Closed for proposals

Project Type

Coordinated Research Project

Project Code

E13040

CRP

1990

Approved Date

13 September 2013

Start Date

13 September 2013

Expected End Date

31 January 2018

Completed Date

3 May 2019

Description

Summary of the Background/Research Problem • The prevalence of back pain has increased worldwide.• Low back pain is now the 6th most common cause for global disability-adjusted life years. • There is likely an increase in spinal surgery in the future. • The most serious complication after spinal surgery is spinal infection.• There remains uncertainty about the imaging modality of choice in the diagnosis of post-operative spinal infection.• There is therefore a clear need for research on imaging modality of choice in the diagnosis of post-operative spinal infection.• There has been a worldwide increase in hybrid imaging (SPECT/CT, PET/CT) and MRI.• Taken into account the above mentioned points, with and increasing prevalence of back pain in low-middle income countries,    is likely going to translate -in the near future- into an increased incidence of spinal surgery, and the associated complications    of it, of which infection at the surgical site is the most serious one.
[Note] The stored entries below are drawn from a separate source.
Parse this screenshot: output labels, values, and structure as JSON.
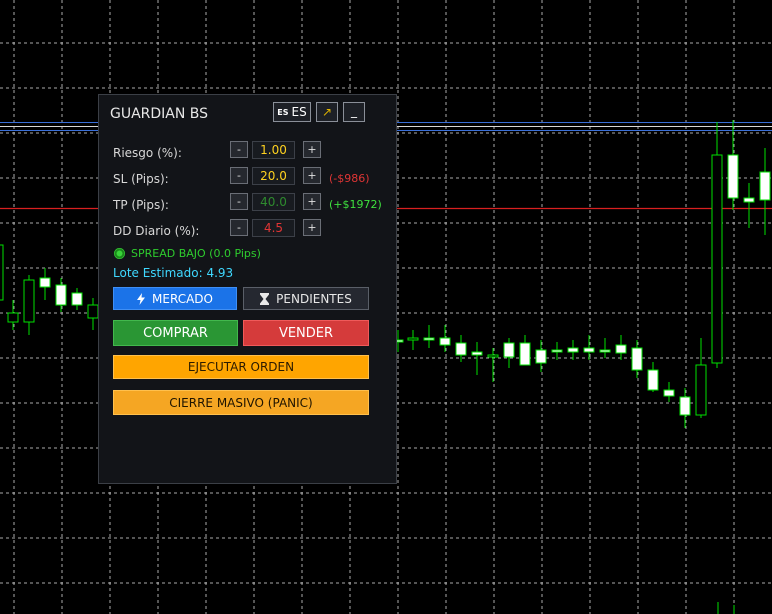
{
  "chart": {
    "grid_color": "#c8c8c8",
    "bull_color": "#00e000",
    "bear_body_color": "#ffffff",
    "level_colors": {
      "line_a": "#3a6fd8",
      "line_b": "#d8d8d8",
      "line_c": "#d82020"
    }
  },
  "panel": {
    "title": "GUARDIAN BS",
    "lang": {
      "flag": "ES",
      "label": "ES"
    },
    "expand_icon": "↗",
    "minimize_label": "_",
    "rows": [
      {
        "label": "Riesgo (%):",
        "value": "1.00",
        "value_color": "#ffd21f",
        "minus": "-",
        "plus": "+",
        "note": ""
      },
      {
        "label": "SL (Pips):",
        "value": "20.0",
        "value_color": "#ffd21f",
        "minus": "-",
        "plus": "+",
        "note": "(-$986)",
        "note_color": "#e03535"
      },
      {
        "label": "TP (Pips):",
        "value": "40.0",
        "value_color": "#2e8b2e",
        "minus": "-",
        "plus": "+",
        "note": "(+$1972)",
        "note_color": "#3ee03e"
      },
      {
        "label": "DD Diario (%):",
        "value": "4.5",
        "value_color": "#e03535",
        "minus": "-",
        "plus": "+",
        "note": ""
      }
    ],
    "spread": "SPREAD BAJO (0.0 Pips)",
    "lote": "Lote Estimado: 4.93",
    "mode_buttons": {
      "mercado": "MERCADO",
      "pendientes": "PENDIENTES"
    },
    "trade_buttons": {
      "comprar": "COMPRAR",
      "vender": "VENDER"
    },
    "ejecutar": "EJECUTAR ORDEN",
    "panic": "CIERRE MASIVO (PANIC)"
  }
}
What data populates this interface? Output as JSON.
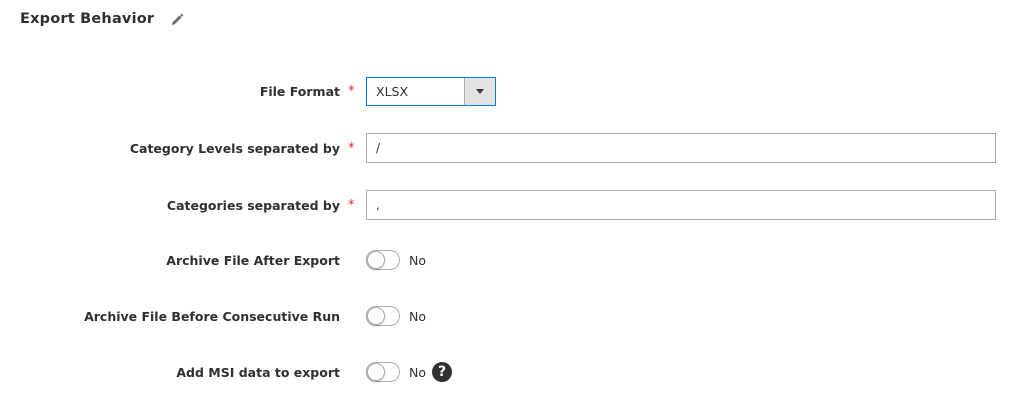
{
  "section": {
    "title": "Export Behavior"
  },
  "fields": {
    "file_format": {
      "label": "File Format",
      "required_mark": "*",
      "value": "XLSX"
    },
    "category_levels": {
      "label": "Category Levels separated by",
      "required_mark": "*",
      "value": "/"
    },
    "categories_separator": {
      "label": "Categories separated by",
      "required_mark": "*",
      "value": ","
    },
    "archive_after_export": {
      "label": "Archive File After Export",
      "state": "No"
    },
    "archive_before_run": {
      "label": "Archive File Before Consecutive Run",
      "state": "No"
    },
    "msi_data": {
      "label": "Add MSI data to export",
      "state": "No",
      "help_glyph": "?"
    }
  },
  "colors": {
    "required": "#e22626",
    "select_focus_border": "#007bdb",
    "input_border": "#adadad",
    "text": "#303030"
  },
  "icons": {
    "edit": "pencil-icon",
    "dropdown": "caret-down-icon",
    "help": "question-circle-icon"
  }
}
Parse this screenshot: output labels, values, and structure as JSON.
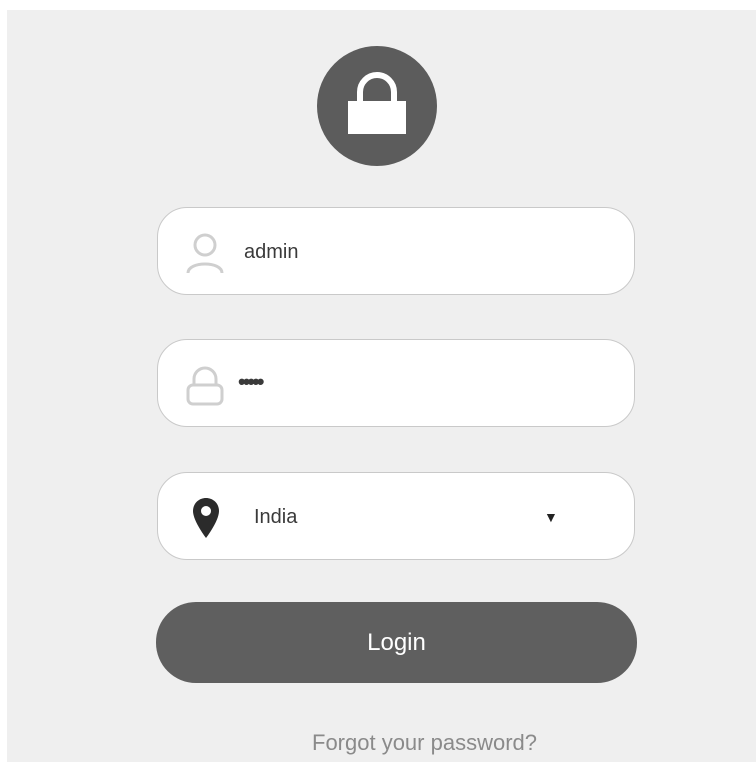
{
  "logo": {
    "icon": "lock-icon"
  },
  "username": {
    "icon": "user-icon",
    "value": "admin"
  },
  "password": {
    "icon": "lock-outline-icon",
    "value": "•••••"
  },
  "country": {
    "icon": "map-pin-icon",
    "selected": "India",
    "caret": "▼"
  },
  "login": {
    "label": "Login"
  },
  "forgot": {
    "label": "Forgot your password?"
  },
  "colors": {
    "background": "#efefef",
    "accent": "#5c5c5c",
    "field_border": "#c9c9c9",
    "link": "#8a8a8a"
  }
}
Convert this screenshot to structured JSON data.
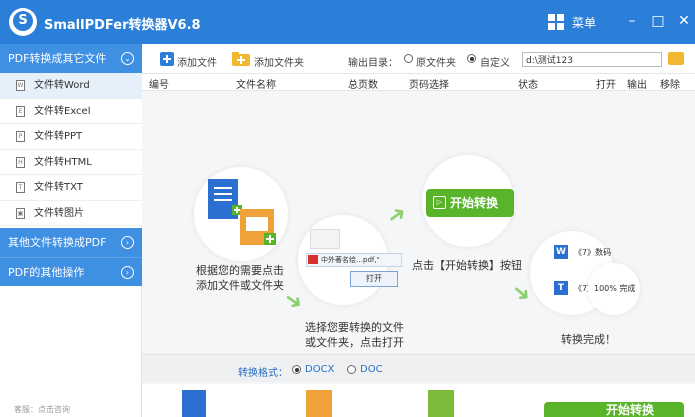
{
  "window": {
    "title": "SmallPDFer转换器V6.8",
    "menu_label": "菜单",
    "minimize": "–",
    "maximize": "□",
    "close": "✕"
  },
  "sidebar": {
    "section1": "PDF转换成其它文件",
    "items": [
      {
        "label": "文件转Word",
        "icon": "W"
      },
      {
        "label": "文件转Excel",
        "icon": "E"
      },
      {
        "label": "文件转PPT",
        "icon": "P"
      },
      {
        "label": "文件转HTML",
        "icon": "H"
      },
      {
        "label": "文件转TXT",
        "icon": "T"
      },
      {
        "label": "文件转图片",
        "icon": "▣"
      }
    ],
    "section2": "其他文件转换成PDF",
    "section3": "PDF的其他操作",
    "footer": "客服：点击咨询"
  },
  "toolbar": {
    "add_file": "添加文件",
    "add_folder": "添加文件夹",
    "output_label": "输出目录：",
    "opt_original": "原文件夹",
    "opt_custom": "自定义",
    "path_value": "d:\\测试123"
  },
  "table": {
    "headers": [
      "编号",
      "文件名称",
      "总页数",
      "页码选择",
      "状态",
      "打开",
      "输出",
      "移除"
    ]
  },
  "guide": {
    "step1": [
      "根据您的需要点击",
      "添加文件或文件夹"
    ],
    "step2": [
      "选择您要转换的文件",
      "或文件夹，点击打开"
    ],
    "step2_file": "中外著名绘…pdf,\"",
    "step2_open": "打开",
    "step3_button": "开始转换",
    "step3": "点击【开始转换】按钮",
    "step4": "转换完成！",
    "step4_w": "《7》数码",
    "step4_t": "《7》",
    "step4_done": "100% 完成"
  },
  "format": {
    "label": "转换格式：",
    "opt1": "DOCX",
    "opt2": "DOC"
  },
  "bottom": {
    "start_button": "开始转换"
  },
  "colors": {
    "titlebar": "#2b7fd8",
    "sidebar_head": "#3f8fe3",
    "green": "#5ab42a",
    "link_blue": "#2a6fc4"
  }
}
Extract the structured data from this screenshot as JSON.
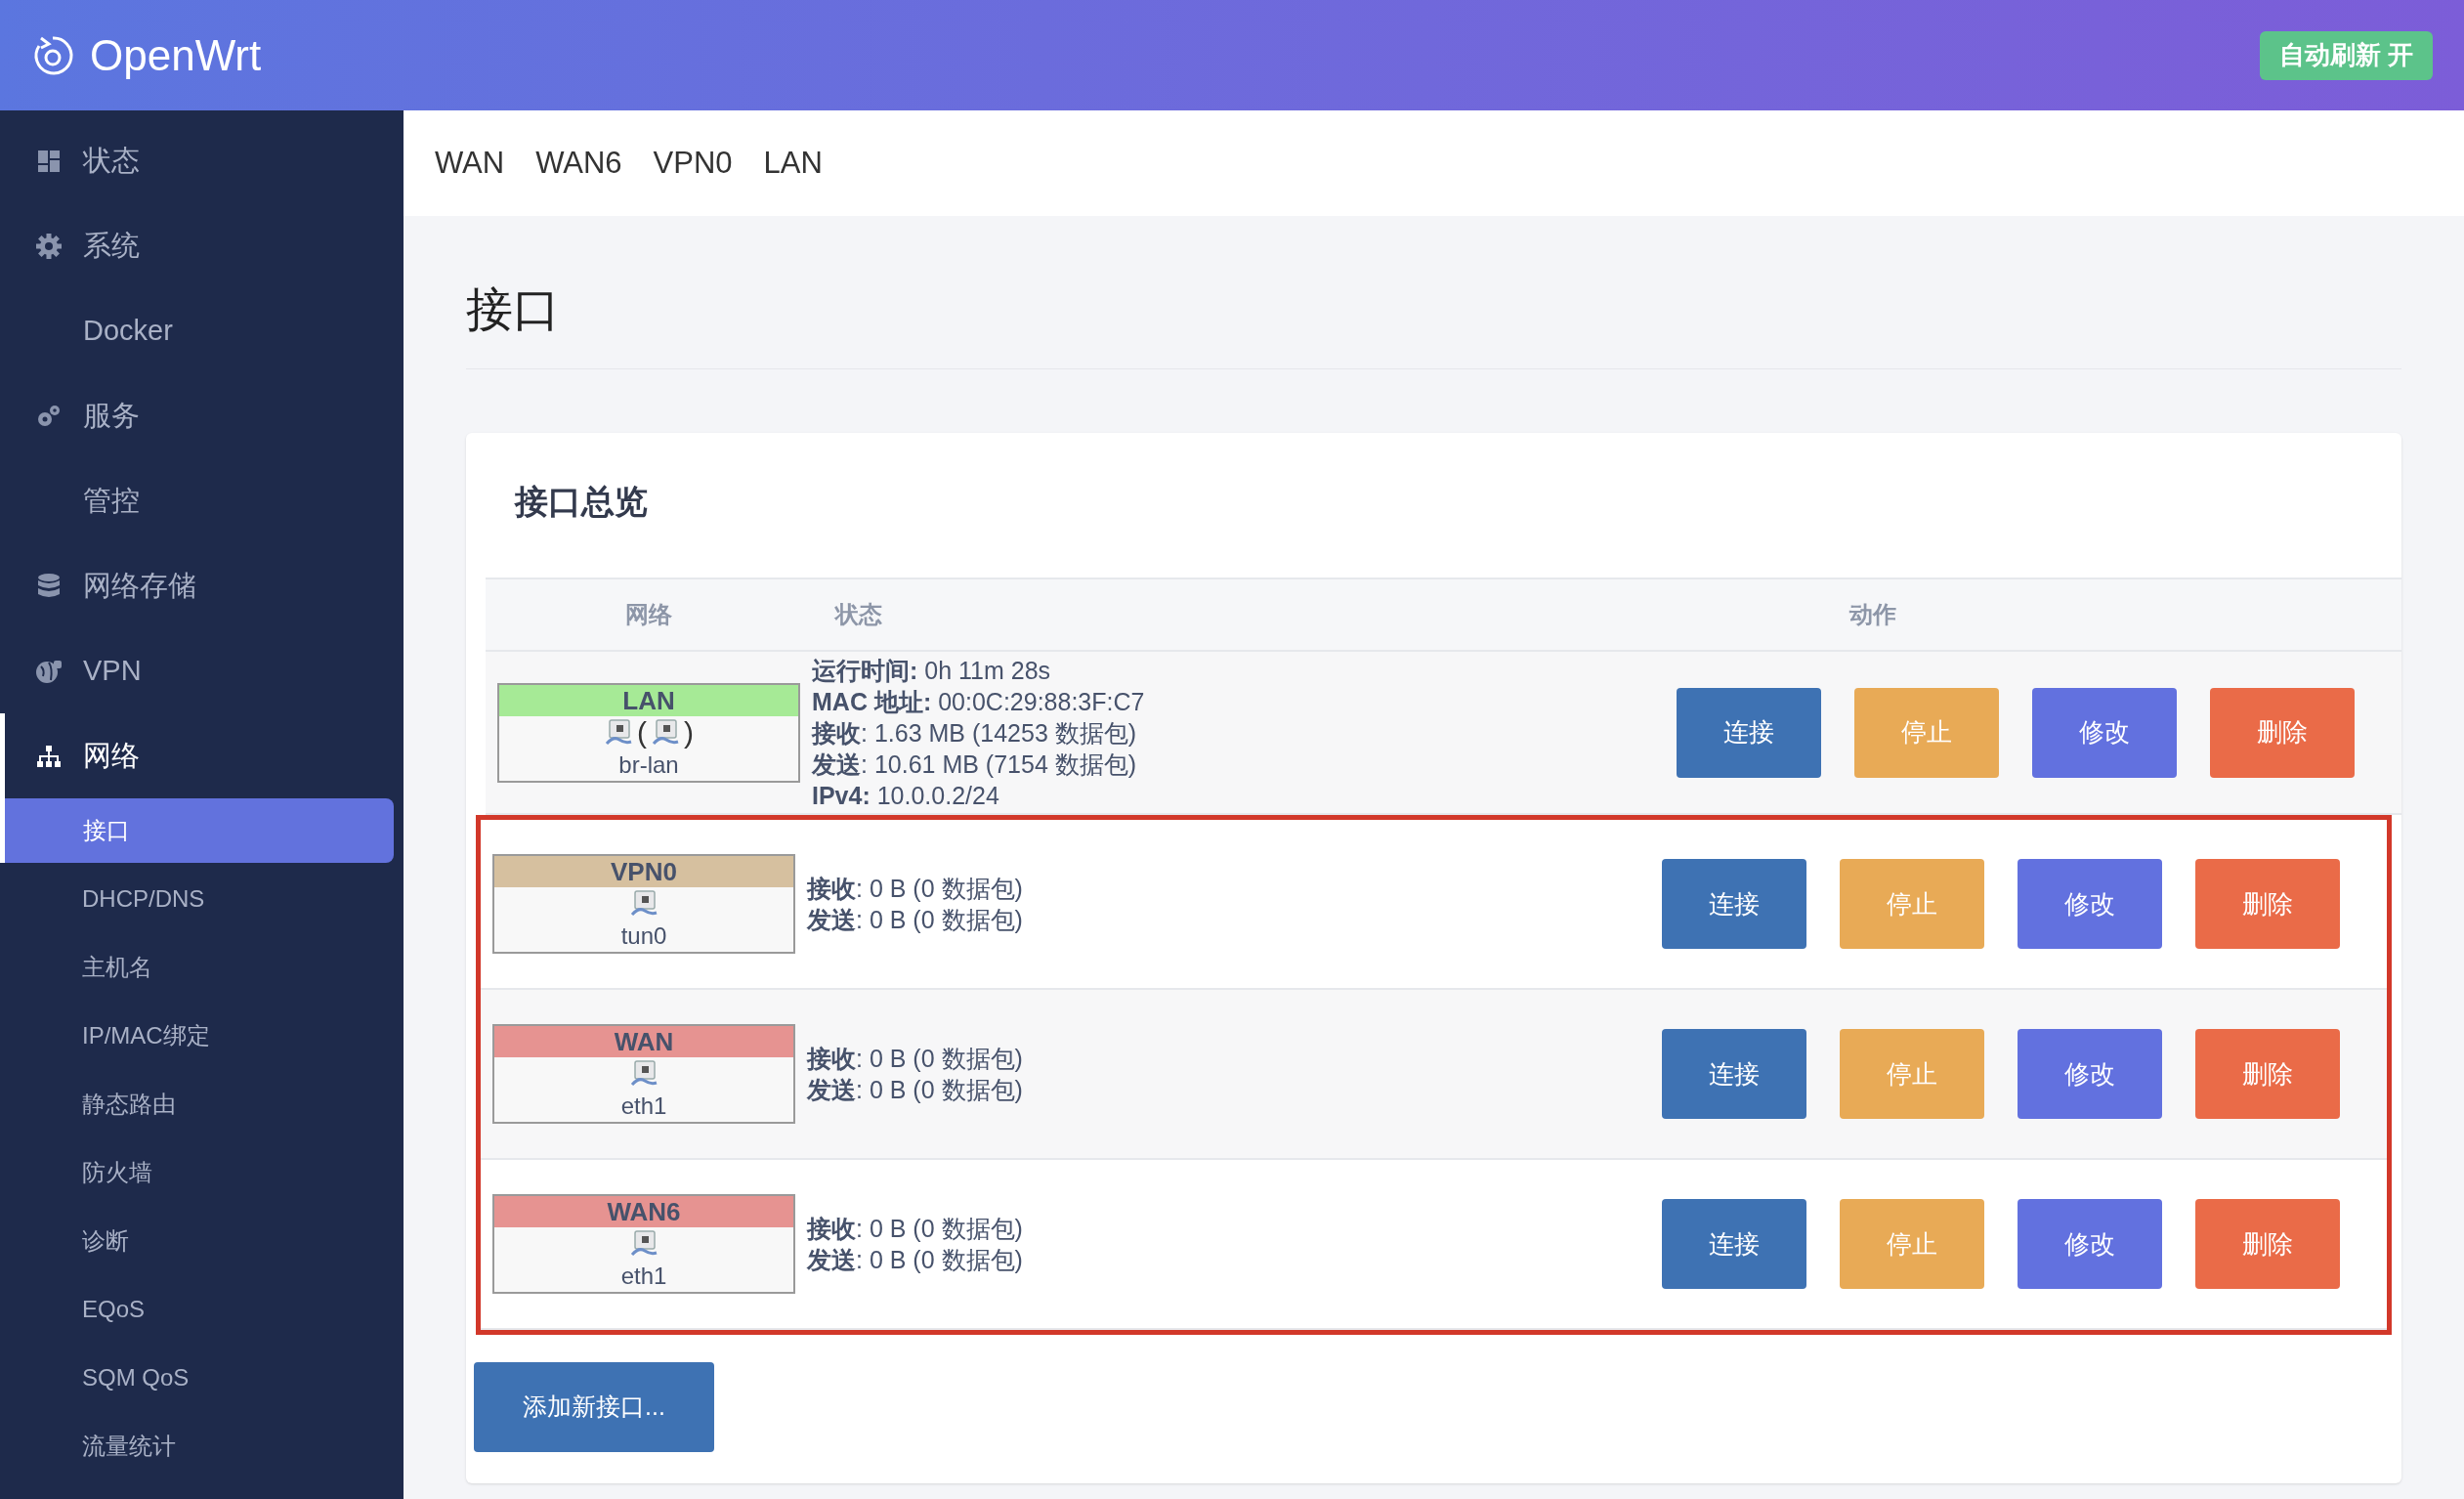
{
  "header": {
    "brand": "OpenWrt",
    "auto_refresh": {
      "label": "自动刷新 开",
      "on": true
    }
  },
  "sidebar": {
    "items": [
      {
        "label": "状态",
        "expanded": false
      },
      {
        "label": "系统",
        "expanded": false
      },
      {
        "label": "Docker",
        "expanded": false
      },
      {
        "label": "服务",
        "expanded": false
      },
      {
        "label": "管控",
        "expanded": false
      },
      {
        "label": "网络存储",
        "expanded": false
      },
      {
        "label": "VPN",
        "expanded": false
      },
      {
        "label": "网络",
        "expanded": true,
        "children": [
          {
            "label": "接口",
            "selected": true
          },
          {
            "label": "DHCP/DNS",
            "selected": false
          },
          {
            "label": "主机名",
            "selected": false
          },
          {
            "label": "IP/MAC绑定",
            "selected": false
          },
          {
            "label": "静态路由",
            "selected": false
          },
          {
            "label": "防火墙",
            "selected": false
          },
          {
            "label": "诊断",
            "selected": false
          },
          {
            "label": "EQoS",
            "selected": false
          },
          {
            "label": "SQM QoS",
            "selected": false
          },
          {
            "label": "流量统计",
            "selected": false
          }
        ]
      }
    ]
  },
  "tabs": [
    "WAN",
    "WAN6",
    "VPN0",
    "LAN"
  ],
  "page_title": "接口",
  "card": {
    "title": "接口总览",
    "table": {
      "columns": [
        "网络",
        "状态",
        "动作"
      ],
      "rows": [
        {
          "name": "LAN",
          "color": "#a6ea96",
          "kind": "bridge",
          "bracket_open": "(",
          "bracket_close": ")",
          "device": "br-lan",
          "highlighted": false,
          "status": [
            "**运行时间:** 0h 11m 28s",
            "**MAC 地址:** 00:0C:29:88:3F:C7",
            "**接收**: 1.63 MB (14253 数据包)",
            "**发送**: 10.61 MB (7154 数据包)",
            "**IPv4:** 10.0.0.2/24"
          ],
          "actions": [
            {
              "label": "连接",
              "kind": "connect"
            },
            {
              "label": "停止",
              "kind": "stop"
            },
            {
              "label": "修改",
              "kind": "edit"
            },
            {
              "label": "删除",
              "kind": "delete"
            }
          ]
        },
        {
          "name": "VPN0",
          "color": "#d6c09f",
          "kind": "single",
          "device": "tun0",
          "highlighted": true,
          "status": [
            "**接收**: 0 B (0 数据包)",
            "**发送**: 0 B (0 数据包)"
          ],
          "actions": [
            {
              "label": "连接",
              "kind": "connect"
            },
            {
              "label": "停止",
              "kind": "stop"
            },
            {
              "label": "修改",
              "kind": "edit"
            },
            {
              "label": "删除",
              "kind": "delete"
            }
          ]
        },
        {
          "name": "WAN",
          "color": "#e69391",
          "kind": "single",
          "device": "eth1",
          "highlighted": true,
          "status": [
            "**接收**: 0 B (0 数据包)",
            "**发送**: 0 B (0 数据包)"
          ],
          "actions": [
            {
              "label": "连接",
              "kind": "connect"
            },
            {
              "label": "停止",
              "kind": "stop"
            },
            {
              "label": "修改",
              "kind": "edit"
            },
            {
              "label": "删除",
              "kind": "delete"
            }
          ]
        },
        {
          "name": "WAN6",
          "color": "#e69391",
          "kind": "single",
          "device": "eth1",
          "highlighted": true,
          "status": [
            "**接收**: 0 B (0 数据包)",
            "**发送**: 0 B (0 数据包)"
          ],
          "actions": [
            {
              "label": "连接",
              "kind": "connect"
            },
            {
              "label": "停止",
              "kind": "stop"
            },
            {
              "label": "修改",
              "kind": "edit"
            },
            {
              "label": "删除",
              "kind": "delete"
            }
          ]
        }
      ]
    },
    "add_button": "添加新接口..."
  }
}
Therefore, a CRP to determine the imaging modality of    choice for the diagnosis and assessment of post-operative spinal infection would be extremely beneficial to further improve    health care delivery in member states.  

Objectives

To assess the role of multimodality imaging (MRI, 99mTc-UBI SPECT/CT, [18F]FDG PET/CT) in the diagnosis of spinal infection after spinal surgery.

Specific objectives

2 To determine if a specific imaging algorithm can be identified for the evaluation of spinal infection after spinal surgery.

1. To determine and compare the diagnostic performance of MRI, 99mTc-UBI SPECT/CT and [18F]FDG PET/CT in the evaluation of suspected infection of the spine after surgery.

Impact

This CRP have :
• Increase knowledge of the medical community about the use of imaging in the diagnosis and assessment of post-operative spinal infection.
• Strengthen Radiology and Nuclear Medicine practice for the evaluation of suspected spinal infection in the participating centres.
• Demonstrate that the diagnostic performance of [18F] FDG PET/CT was similar to that of MRI and should lead to a wider use of this metabolic imaging modality, especially in diabetic patients suspected of osteomyelitis.
• Proposed a diagnostic imaging algorithm for postoperative spinal infection.

Relevance

Although 99mTc-UBI SPECT/CT was found to be disappointing and the most accurate imaging modality between MRI and [18F]FDG PET/CT remains uncertain, this CRP confirmed the importance of early diagnosis of post-operative spinal infections and the critical role played by imaging techniques.